Former Kosciuszko Chair intern interviewed on Catholic TV in Poland

Ms. Karolina Dobrowolska, a former intern of the Kościuszko Chair of Polish Studies (Fall 2013), was interviewed by the Polish Catholic TV station, TV Trwam [Perseverance]. Ms. Dobrowolska – who is a graduate of the University of Warsaw and an attorney at the “Ordo Iuris” Legal Institute – analyzed and argued against the decision of Bronisław Komorowski, the President of Poland, to implement the Council of Europe’s deceptively-labelledConvention on Preventing and Combating Violence Against Women and Domestic Violence as the law of the land.

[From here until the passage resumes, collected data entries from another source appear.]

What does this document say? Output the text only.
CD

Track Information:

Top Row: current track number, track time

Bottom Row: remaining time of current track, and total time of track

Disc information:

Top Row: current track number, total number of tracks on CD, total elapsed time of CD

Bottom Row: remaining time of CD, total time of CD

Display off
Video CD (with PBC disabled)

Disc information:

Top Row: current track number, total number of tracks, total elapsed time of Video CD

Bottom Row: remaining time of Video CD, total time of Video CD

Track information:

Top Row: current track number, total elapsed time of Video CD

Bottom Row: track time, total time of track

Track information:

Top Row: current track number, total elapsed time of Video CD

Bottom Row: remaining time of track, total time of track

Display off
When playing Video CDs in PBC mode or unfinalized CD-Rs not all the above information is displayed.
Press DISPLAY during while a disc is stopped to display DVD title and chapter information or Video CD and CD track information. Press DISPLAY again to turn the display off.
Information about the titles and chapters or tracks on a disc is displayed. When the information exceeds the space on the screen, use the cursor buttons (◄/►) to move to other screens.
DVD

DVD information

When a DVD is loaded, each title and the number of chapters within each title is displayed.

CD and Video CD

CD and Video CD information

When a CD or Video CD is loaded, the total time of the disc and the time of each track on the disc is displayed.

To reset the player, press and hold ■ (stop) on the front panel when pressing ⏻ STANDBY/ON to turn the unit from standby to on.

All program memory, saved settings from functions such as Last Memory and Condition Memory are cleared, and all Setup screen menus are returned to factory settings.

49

Ms. Dobrowolska emphasized that the problem begins with the misleading name given to the convention/law, which should be called anti-woman and anti-family, not “anti-violence.” The label of the law is a manipulation. This allows the President and the so-called mainstream to sign off on the law by pretending that it is actually anti-violence. She further questioned President Komorowski’s assertion that he has “found nothing unconstitutional” about the law, a claim that, she pointed out, is contradicted by some legal experts, who argue that the law is essentially about jamming a radical and nefarious ideology down the throats of the Poles via executive fiat.

Dr. Chodakiewicz interviewed about Russia by PHC’s Intelligencer

Dr. Marek Chodakiewicz – the current holder of the Kościuszko Chair of Polish Studies and IWP professor of history – has been interviewed by Patrick Henry College’s Intelligencer journal (Spring 2015). We are reproducing the text of the interview below:

  1. (Intelligencer) What are Russia’s strategic mindset and motivations and what lens should we use to interpret Russia’s actions?

Dr. Marek Jan Chodakiewicz (MJC): The Kremlin’s strategic objective is to restore the Empire. History is the lens to interpret Moscow’s actions.

  1. If Russian citizens genuinely feel threatened by the West, as you said at the US Army Europe Senior Leaders Forum last month, how can the West work to build solidarity with the Russian populace (and thus undermine Russian propaganda)?

MJC: In a short run, this can be done by deploying counterpropaganda: overt and covert. Public diplomacy should be the best tool here. Setting up a Russian language TV station is a must. There should also be a cyber propaganda offensive. Social media need to be mobilized.  In the long run, we must set up a strategic goal. This entails rigorous analysis of the situation. First, is it desirable for the US to “build solidarity with the Russian” population? If yes, then how? The only way to do so is when they are convinced that they prefer someone else than the current denizens of the Kremlin. That means we would have to support a viable alternative and help with a regime change.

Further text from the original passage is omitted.